The stage feels static when ten women war refugees testify to their suffering. But it’s hard to empathize with them because the readings become repetitious. Their readings make the women one dimensional, even in the face of terrible atrocities.
In Euripides’ “The Trojan Women,” five desolate Trojan War survivors are waiting to be deported—to be sex slaves to their new, cruel Greek masters. They include the former Trojan Queen Hecuba (phenomenal Marjorie Crump-Shears), and her virginal priestess daughter Cassandra (troubled Lily Tung Crystal), who has gone mad. The five women embody centuries of suffering, touchingly.

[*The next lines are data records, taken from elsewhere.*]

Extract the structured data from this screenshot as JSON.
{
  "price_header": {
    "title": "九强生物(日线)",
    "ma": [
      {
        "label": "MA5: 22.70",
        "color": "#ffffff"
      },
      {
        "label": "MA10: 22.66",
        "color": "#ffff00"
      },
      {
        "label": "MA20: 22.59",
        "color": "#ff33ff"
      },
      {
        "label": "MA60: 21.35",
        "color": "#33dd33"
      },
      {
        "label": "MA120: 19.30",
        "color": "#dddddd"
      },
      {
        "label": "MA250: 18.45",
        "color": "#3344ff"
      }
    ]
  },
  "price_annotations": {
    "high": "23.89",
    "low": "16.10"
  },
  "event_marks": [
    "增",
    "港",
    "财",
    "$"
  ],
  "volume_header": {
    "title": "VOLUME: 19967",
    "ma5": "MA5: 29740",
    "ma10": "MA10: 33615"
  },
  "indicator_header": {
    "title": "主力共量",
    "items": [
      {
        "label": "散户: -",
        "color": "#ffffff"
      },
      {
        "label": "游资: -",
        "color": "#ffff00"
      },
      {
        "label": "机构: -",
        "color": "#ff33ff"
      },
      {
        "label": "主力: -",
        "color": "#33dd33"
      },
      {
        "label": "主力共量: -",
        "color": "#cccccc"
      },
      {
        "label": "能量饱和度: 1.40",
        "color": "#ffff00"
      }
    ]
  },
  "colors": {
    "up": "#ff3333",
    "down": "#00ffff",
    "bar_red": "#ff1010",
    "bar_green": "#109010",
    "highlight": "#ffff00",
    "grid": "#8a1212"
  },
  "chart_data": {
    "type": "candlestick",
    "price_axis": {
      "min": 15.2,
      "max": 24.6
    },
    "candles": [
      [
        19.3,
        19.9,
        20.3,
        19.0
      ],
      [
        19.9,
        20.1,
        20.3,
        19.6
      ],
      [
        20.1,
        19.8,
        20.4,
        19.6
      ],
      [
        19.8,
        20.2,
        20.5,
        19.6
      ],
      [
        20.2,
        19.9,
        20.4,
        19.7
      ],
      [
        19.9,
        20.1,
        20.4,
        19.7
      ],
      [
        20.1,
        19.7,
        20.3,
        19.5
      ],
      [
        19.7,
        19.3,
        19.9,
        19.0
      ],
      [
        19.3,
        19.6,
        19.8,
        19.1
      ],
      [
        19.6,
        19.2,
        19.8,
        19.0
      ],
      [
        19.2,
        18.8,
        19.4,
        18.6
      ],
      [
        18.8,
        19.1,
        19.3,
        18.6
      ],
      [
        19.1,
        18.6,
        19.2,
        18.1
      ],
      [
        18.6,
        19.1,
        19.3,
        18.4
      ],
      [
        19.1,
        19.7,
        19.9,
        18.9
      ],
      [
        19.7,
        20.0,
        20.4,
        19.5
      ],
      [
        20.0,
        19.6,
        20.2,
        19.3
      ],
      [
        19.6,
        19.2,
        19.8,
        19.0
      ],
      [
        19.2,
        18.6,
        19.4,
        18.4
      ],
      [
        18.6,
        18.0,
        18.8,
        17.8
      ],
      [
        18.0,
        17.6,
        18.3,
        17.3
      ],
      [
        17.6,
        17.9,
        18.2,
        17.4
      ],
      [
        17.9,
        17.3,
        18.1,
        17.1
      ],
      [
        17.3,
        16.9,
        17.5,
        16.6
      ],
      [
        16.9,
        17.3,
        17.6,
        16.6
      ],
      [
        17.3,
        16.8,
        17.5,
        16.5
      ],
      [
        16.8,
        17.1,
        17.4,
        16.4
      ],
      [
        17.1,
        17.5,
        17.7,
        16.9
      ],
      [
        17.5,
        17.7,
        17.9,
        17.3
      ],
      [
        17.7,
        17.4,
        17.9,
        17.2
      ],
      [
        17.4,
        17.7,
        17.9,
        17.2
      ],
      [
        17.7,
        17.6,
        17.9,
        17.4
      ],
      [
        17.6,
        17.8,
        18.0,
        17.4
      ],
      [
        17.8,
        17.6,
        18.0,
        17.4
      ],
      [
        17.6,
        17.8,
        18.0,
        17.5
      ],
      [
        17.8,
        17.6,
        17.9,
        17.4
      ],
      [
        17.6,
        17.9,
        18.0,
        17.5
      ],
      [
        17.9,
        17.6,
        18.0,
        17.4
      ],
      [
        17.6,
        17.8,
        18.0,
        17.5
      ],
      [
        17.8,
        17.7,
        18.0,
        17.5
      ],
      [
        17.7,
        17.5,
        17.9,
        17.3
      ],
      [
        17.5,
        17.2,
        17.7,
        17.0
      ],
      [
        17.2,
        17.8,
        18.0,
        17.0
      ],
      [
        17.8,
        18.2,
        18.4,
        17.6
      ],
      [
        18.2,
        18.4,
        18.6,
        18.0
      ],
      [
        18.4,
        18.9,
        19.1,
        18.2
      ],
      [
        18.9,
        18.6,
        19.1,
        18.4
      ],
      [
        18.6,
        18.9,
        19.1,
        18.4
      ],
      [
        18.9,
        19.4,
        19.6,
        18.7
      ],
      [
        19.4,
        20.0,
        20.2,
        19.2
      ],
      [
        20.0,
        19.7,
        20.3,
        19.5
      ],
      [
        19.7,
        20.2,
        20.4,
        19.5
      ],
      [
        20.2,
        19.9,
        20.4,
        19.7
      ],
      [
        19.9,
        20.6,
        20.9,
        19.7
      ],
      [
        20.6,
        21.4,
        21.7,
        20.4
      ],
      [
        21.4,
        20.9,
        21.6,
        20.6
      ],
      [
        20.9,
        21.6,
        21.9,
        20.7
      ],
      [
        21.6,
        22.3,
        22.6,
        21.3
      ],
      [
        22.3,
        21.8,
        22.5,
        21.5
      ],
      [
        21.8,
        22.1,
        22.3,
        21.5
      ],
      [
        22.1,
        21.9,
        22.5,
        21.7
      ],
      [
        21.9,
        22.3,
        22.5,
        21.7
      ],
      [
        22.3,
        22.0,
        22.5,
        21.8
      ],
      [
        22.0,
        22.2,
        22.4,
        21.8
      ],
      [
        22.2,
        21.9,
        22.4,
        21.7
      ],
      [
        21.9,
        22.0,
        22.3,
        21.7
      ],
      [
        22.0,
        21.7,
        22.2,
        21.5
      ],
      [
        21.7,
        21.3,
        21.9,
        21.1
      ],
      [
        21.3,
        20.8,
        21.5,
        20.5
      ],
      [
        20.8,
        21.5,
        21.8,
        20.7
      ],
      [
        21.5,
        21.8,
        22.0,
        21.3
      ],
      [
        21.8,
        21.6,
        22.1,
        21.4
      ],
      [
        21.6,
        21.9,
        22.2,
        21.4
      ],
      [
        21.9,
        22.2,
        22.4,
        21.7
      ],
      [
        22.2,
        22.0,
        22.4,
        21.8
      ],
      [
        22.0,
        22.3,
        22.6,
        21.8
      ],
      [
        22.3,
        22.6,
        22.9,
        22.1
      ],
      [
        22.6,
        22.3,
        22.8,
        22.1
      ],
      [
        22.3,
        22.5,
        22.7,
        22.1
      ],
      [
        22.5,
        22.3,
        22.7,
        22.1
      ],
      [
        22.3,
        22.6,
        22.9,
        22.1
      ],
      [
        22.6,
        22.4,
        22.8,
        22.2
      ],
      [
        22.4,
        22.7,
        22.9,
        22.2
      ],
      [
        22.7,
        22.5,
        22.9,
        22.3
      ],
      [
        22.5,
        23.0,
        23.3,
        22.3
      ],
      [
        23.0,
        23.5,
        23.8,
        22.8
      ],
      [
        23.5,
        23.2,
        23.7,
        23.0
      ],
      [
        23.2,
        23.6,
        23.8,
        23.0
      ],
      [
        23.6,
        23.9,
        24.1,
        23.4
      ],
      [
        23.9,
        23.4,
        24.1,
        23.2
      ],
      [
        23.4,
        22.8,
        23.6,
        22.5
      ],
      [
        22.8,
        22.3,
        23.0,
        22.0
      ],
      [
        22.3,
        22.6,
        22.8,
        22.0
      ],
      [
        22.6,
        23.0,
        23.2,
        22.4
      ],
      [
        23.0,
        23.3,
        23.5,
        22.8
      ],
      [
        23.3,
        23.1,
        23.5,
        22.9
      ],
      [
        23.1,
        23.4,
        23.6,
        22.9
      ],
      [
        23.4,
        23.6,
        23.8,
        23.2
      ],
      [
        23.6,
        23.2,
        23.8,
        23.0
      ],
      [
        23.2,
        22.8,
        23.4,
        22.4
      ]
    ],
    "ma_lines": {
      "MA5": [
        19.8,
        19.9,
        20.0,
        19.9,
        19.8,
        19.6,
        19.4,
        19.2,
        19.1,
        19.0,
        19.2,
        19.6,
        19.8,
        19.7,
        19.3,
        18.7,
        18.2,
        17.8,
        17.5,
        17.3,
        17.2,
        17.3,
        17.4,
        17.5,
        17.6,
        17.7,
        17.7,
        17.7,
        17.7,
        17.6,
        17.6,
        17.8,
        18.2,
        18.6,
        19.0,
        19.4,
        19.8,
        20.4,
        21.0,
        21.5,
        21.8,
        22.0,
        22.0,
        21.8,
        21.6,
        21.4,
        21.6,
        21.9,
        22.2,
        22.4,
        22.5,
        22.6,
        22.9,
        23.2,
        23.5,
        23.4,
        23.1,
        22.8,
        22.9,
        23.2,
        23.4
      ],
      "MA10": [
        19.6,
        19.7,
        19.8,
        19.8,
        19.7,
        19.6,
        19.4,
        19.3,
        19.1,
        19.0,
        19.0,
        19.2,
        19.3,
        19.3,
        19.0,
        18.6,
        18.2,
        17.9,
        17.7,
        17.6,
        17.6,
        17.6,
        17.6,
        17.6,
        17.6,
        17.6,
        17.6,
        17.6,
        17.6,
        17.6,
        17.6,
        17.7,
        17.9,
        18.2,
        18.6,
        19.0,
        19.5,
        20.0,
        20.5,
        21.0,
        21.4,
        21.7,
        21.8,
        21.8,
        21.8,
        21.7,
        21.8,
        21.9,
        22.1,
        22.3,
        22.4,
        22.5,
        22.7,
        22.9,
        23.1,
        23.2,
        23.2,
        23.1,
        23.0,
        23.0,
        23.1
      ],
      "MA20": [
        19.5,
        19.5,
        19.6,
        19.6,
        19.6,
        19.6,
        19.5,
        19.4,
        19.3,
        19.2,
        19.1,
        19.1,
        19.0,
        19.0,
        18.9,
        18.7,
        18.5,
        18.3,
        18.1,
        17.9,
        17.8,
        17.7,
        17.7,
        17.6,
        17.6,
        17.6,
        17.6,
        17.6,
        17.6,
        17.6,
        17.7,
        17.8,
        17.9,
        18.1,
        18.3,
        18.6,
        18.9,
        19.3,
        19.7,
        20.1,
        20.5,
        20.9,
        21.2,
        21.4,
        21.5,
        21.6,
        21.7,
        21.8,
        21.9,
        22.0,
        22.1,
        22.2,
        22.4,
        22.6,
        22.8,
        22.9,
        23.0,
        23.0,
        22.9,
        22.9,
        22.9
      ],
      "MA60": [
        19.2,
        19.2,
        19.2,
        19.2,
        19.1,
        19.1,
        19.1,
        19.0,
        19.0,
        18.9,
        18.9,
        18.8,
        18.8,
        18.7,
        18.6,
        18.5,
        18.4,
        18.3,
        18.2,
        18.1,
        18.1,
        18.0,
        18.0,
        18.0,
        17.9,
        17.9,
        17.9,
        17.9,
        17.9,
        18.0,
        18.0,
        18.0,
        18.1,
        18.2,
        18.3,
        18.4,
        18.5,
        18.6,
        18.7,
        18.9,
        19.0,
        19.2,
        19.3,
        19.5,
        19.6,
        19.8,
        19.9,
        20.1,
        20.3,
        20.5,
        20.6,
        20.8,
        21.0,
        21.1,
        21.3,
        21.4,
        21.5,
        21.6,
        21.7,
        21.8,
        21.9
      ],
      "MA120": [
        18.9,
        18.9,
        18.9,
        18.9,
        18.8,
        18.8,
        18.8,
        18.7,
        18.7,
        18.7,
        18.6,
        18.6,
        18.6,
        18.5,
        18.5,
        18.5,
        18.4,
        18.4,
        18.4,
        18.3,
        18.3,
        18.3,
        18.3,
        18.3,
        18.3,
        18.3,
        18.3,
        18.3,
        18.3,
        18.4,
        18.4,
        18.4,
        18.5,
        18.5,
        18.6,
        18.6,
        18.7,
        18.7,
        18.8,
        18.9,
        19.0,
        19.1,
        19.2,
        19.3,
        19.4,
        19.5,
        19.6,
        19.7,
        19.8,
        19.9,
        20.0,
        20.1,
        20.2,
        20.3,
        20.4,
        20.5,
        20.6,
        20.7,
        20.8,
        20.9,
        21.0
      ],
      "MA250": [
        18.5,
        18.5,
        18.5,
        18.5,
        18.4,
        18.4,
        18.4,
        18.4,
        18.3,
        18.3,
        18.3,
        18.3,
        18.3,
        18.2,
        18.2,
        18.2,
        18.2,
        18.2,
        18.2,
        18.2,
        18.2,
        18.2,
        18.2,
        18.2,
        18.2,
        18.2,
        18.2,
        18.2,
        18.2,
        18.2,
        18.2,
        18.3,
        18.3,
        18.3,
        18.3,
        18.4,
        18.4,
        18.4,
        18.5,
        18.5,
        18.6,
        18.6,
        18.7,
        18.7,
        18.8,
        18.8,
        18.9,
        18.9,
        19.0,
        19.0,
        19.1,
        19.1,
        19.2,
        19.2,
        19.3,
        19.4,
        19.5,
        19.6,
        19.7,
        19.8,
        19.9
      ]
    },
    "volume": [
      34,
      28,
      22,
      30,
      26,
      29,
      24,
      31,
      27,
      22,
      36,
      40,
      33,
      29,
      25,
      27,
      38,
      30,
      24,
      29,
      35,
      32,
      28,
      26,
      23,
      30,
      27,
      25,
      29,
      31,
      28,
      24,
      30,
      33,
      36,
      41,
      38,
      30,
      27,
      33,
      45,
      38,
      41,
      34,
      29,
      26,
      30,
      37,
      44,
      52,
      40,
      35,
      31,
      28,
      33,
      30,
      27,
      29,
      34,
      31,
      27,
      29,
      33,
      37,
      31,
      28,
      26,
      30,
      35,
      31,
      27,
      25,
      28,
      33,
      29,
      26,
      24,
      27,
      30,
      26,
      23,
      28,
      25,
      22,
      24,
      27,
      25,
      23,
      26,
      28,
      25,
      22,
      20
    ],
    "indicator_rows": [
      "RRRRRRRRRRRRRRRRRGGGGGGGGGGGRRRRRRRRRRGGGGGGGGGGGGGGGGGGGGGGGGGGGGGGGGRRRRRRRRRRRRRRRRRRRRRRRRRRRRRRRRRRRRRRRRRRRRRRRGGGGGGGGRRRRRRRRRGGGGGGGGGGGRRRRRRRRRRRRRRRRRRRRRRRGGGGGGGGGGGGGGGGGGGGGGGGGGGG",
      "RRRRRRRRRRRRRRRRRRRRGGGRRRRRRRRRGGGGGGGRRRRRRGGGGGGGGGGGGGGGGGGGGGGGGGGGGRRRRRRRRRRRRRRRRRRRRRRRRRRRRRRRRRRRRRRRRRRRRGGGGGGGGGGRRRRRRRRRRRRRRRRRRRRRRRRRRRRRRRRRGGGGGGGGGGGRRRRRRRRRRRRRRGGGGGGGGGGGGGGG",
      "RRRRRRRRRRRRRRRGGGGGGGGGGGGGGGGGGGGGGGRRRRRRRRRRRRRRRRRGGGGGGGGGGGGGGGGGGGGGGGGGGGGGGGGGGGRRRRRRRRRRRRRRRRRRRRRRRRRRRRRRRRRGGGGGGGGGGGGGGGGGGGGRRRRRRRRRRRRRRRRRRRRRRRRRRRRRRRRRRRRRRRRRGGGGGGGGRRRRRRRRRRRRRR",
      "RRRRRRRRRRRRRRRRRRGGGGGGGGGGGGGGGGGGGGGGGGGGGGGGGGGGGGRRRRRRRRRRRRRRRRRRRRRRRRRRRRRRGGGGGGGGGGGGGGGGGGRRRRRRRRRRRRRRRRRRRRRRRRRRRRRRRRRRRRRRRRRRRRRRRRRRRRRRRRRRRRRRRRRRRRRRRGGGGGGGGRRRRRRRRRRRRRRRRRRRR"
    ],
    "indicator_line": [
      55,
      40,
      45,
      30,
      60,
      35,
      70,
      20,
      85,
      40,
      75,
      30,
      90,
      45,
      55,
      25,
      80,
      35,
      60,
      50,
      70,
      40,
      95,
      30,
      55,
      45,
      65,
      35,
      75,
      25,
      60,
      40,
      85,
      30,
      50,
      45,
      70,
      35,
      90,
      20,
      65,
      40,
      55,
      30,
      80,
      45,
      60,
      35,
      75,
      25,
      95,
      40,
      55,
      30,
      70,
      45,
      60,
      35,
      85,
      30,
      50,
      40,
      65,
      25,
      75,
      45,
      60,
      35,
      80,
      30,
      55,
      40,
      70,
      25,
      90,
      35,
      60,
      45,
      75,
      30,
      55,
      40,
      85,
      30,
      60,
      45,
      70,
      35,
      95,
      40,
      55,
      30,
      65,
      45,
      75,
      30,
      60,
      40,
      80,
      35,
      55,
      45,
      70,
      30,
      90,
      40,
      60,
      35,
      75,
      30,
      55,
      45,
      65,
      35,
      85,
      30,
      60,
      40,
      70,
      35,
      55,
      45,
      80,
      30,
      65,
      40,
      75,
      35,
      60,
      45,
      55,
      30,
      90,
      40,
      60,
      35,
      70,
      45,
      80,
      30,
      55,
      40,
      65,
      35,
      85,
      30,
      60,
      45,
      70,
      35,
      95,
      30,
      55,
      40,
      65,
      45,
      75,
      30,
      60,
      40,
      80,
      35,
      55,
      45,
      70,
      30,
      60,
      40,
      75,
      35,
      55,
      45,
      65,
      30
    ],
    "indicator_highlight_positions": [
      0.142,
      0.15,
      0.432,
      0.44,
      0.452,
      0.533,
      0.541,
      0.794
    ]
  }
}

Campbell’s adaptation leads his characters to spend their time in a constant state of Post Traumatic Stress, the aftermath of all war. Multi Ethnic Theater unravels the grief and pain of women left behind, when everything they have come to love has been destroyed.
The shifting bodies and faces of “Refugee Voices and Trojan Women” reveal stories rarely heard or often forgotten. When will mankind end the suffering of war?
“Refugee Voices” and “Euripides’ Trojan Women” –directed by Lewis Campbell, by Multi Ethnic Theater, at the Royce Gallery Playhouse, San Francisco, through Sunday, October 21, 2018: Info: wehavemet.org
Cast: Marsha Van Broek, Michael Mallory, Esperanza Catubig, Lauren Jiang, Marjan Safa, Marjorie Crump-Shears, Federico Edwards, Vernon Medearis, Lily Tung Crystal, Heather Luken, Cole Crystal, Federico Edwards, and Joanna Mahaffy.